Hay una buena manera de hacer una normalización en el lugar cuando se usa numpy. np.vectorize es muy útil cuando se combina con una función lambda cuando se aplica a una matriz. Vea el ejemplo a continuación:

 import numpy as np def normalizeMe(value,vmin,vmax): vnorm = float(value-vmin)/float(vmax-vmin) return vnorm imin = 0 imax = 10 feature = np.random.randint(10, size=10) # Vectorize your function (only need to do it once) temp = np.vectorize(lambda val: normalizeMe(val,imin,imax)) normfeature = temp(np.asarray(feature)) print feature print normfeature 

Uno puede comparar el rendimiento con una expresión generadora, sin embargo, es probable que haya muchas otras formas de hacerlo.

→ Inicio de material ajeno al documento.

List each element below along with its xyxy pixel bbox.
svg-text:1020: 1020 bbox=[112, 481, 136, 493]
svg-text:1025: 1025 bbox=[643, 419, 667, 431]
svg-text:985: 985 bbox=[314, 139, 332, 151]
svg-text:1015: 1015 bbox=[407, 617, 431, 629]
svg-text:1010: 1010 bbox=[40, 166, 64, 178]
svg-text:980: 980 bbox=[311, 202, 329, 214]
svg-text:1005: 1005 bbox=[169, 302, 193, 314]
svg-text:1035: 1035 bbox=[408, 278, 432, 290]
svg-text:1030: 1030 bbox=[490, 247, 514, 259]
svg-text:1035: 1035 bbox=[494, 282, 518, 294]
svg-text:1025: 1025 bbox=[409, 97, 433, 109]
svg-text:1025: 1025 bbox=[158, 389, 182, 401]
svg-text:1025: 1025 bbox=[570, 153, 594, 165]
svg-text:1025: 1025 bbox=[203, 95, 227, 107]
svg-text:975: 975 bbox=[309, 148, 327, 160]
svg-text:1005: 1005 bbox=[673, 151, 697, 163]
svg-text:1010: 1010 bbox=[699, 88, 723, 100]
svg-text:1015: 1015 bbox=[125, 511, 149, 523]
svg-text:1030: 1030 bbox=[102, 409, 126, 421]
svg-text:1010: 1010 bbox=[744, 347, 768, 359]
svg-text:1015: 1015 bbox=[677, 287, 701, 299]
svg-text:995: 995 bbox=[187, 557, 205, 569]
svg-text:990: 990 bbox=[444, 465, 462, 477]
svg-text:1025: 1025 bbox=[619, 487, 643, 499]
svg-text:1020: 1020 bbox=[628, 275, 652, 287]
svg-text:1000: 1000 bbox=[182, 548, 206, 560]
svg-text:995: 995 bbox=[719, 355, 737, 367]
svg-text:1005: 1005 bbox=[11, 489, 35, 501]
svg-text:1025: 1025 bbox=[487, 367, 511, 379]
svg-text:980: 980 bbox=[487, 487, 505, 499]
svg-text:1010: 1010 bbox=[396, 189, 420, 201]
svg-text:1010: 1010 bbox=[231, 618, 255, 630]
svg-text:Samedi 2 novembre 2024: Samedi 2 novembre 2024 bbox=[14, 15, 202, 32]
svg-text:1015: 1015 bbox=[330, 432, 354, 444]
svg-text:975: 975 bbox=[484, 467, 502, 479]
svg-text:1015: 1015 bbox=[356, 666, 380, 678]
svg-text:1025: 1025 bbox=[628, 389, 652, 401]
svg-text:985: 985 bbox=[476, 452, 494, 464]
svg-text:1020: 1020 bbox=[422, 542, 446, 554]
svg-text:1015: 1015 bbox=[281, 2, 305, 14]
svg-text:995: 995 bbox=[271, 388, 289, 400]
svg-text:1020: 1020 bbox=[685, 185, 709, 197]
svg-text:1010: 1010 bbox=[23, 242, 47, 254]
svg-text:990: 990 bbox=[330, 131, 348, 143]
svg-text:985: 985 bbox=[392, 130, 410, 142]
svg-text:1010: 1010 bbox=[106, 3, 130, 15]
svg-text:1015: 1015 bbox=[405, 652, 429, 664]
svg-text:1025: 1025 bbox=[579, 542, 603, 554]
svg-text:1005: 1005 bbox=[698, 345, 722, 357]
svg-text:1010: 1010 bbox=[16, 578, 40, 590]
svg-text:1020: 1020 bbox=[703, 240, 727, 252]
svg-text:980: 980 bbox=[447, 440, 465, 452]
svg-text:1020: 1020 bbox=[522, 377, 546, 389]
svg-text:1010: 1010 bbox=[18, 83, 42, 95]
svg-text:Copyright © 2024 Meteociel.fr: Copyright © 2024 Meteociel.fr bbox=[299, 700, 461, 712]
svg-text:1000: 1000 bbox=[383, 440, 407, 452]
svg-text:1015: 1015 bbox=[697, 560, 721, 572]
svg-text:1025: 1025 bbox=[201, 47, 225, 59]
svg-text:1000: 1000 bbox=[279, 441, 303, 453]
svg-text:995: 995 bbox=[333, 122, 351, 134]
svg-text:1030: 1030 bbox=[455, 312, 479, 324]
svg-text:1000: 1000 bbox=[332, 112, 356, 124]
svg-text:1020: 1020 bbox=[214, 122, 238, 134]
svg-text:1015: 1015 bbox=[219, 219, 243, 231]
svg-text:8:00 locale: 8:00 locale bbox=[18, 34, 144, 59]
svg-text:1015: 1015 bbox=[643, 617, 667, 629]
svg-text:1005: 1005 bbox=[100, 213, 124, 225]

 %%timeit temp = np.vectorize(lambda val: normalizeMe(val,imin,imax)) normfeature1 = temp(np.asarray(feature)) 10000 loops, best of 3: 25.1 µs per loop %%timeit normfeature2 = [i for i in (normalizeMe(val,imin,imax) for val in feature)] 100000 loops, best of 3: 9.69 µs per loop %%timeit normalize(np.asarray(feature)) 100000 loops, best of 3: 12.7 µs per loop 

Por lo tanto, vectorizar definitivamente no es el más rápido, pero puede ser conveniente en casos donde el rendimiento no es tan importante.